“Terreno fertile per la camorra”, nei guai 7 ex amministratori

"Terreno fertile per i clan", 7 ex amministratori nei guai
"Terreno fertile per i clan", 7 ex amministratori nei guai

CAIVANO – Con le loro condotte scriteriate e la disinvolta gestione dei soldi pubblici, avrebbero condotto al tracollo finanziario un Ente locale già afflitto da svariate e incancrenite problematiche gestionali, creando un terreno favorevole allo sviluppo della criminalità organizzata ed alimentando un generale clima di illegalità, recentemente balzato, anche per altri, spesso consessi episodi, agli onori della cronaca. E’ la sintesi del pensiero della Corte dei Conti, che ha messo sotto i riflettori ex amministratori comunali di Caivano. Ieri i carabinieri della compagnia di Caivano hanno dato esecuzione alla notifica ad un ex sindaco e sei ex assessori del Comune di Caivano, nell’arco temporale compreso tra l’anno 2006 e l’anno 2015, del ricorso per responsabilità sanzionatoria conseguente al dissesto finanziario dell’Ente, deliberato dal Consiglio comunale nel 2016, con delibera numero 38/2016. Sotto inchiesta Antonio Falco, sindaco dal 2010 al 2014, gli ex vicesindaci Bartolomeo Perna (oggi preside dell’Ic 3 del Parco Verde) e Francesco Casaburo, gli ex assessori Enzo Pinto, Antonio De Rosa, Giulio Di Napoli e Vincenzo Semonella. La Corte dei Conti chiede un risarcimento totale di 250mila euro circa e 10 anni di ineleggibilità alle cariche pubbliche. L’ex primo cittadino Falco dovrebbe versare 69mila euro, tutti gli altri 31mila euro a testa. Ovviamente contro questo provvedimento è ammesso ricorso nelle sedi opportune. La prima udienza si terrà a gennaio.

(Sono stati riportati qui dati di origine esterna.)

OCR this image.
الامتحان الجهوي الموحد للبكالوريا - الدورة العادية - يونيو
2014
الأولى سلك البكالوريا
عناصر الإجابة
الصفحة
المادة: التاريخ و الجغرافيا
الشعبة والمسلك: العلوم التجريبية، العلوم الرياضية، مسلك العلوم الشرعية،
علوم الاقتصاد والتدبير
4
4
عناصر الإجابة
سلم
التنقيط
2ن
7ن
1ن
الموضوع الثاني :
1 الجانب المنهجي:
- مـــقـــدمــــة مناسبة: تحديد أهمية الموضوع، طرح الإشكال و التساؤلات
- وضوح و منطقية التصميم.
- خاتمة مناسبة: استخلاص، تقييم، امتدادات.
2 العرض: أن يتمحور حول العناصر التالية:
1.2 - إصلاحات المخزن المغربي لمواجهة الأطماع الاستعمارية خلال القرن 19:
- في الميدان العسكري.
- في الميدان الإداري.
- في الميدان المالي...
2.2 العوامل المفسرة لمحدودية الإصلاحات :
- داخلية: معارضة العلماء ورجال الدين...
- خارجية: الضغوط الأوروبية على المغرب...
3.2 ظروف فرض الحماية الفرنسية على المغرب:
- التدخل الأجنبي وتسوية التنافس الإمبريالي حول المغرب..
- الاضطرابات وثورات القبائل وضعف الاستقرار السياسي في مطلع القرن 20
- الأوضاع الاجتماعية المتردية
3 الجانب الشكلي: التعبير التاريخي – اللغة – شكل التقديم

Le complesse e articolate indagini delegate dalla Procura  pm Licia Centro e Davide Vitale – assistite da copiosa documentazione contabile raccolta agli atti e da consulenze tecniche specialistiche, hanno consentito, all’esito di un lungo percorso istruttorio iniziato nel 2016 al momento della ricezione della delibera di dissesto trasmessa dal segretario generale dell’Ente, di suffragare l’ipotesi di responsabilità, ora sottoposta al vaglio della locale sezione giurisdizionale, dei suddetti amministratori locali.

Dalle pagine del ricorso con cui è stata contestata agli ex amministratori del Comune di avere causato il dissesto con le loro condotte scriteriate, gravemente colpose, emerge come i bilanci, approvati dalla compagine amministrativa convenuta in giudizio, fossero caratterizzati dalla esposizione di residui attivi inesistenti, che alimentavano una fittizia capacità di spesa, da una massiccia mole di debiti fuori bilancio, frutto di una gestione degli appalti improntata alla illegalità, come accertato anche dall’Anac in una indagine amministrativa concomitante, con una totale assenza di qualsiasi provvedimento atto e/o direttiva volto a sanare le rilevantissime criticità contabili, tra cui spicca anche la bassissima capacità di riscossione delle entrate, sensibilmente inferiore alla media nazionale. Alcuni degli amministratori chiamati in causa (tra cui Antonio Falco) risultano peraltro essere già stati oggetto delle attenzioni della Procura contabile con riferimento alla incresciosa vicenda della gestione degli alloggi di Erp del Parco Verde, vicenda oggetto di una ponderosa e ampiamente motivata sentenza di condanna della locale sezione giurisdizionale laddove si evidenziano soprattutto le condotte e il ruolo proprio di Falco, dominus di un sistema di illegalità nella gestione complessiva dell’ente, che si specchiava in bilanci contrastanti con le più elementari regole della contabilità, e in primis, con i principi di veridicità e prudenza nella formazione dei bilanci pubblici. All’esito della ricostruzione delle condotte e del loro impatto causale sul tracollo finanziario dell’ente, la Procura ha chiesto per gli ex amministratori convenuti, la condanna alla sanzione pecuniaria prevista dalla normativa sui dissesti pubblici nella misura massima possibile, vale a dire venti volte l’importo della indennità di carica da ultimo percepita dal Falco e dagli assessori chiamati in giudizio. L’applicazione di detto criterio ha portato alla richiesta di applicazione di sanzioni pecuniarie per un ammontare complessivo di 256.059,60 euro oltre alla richiesta di applicazione, per tutti, della sanzione interdittiva di cui all’articolo 248 del Tuel, comma 5, la quale prevede l’impossibilità di ricoprire, per un periodo di dieci anni, incarichi di assessore, di revisore dei conti di enti locali e di rappresentante di enti locali presso altri enti, istituzioni e organismi pubblici e privati.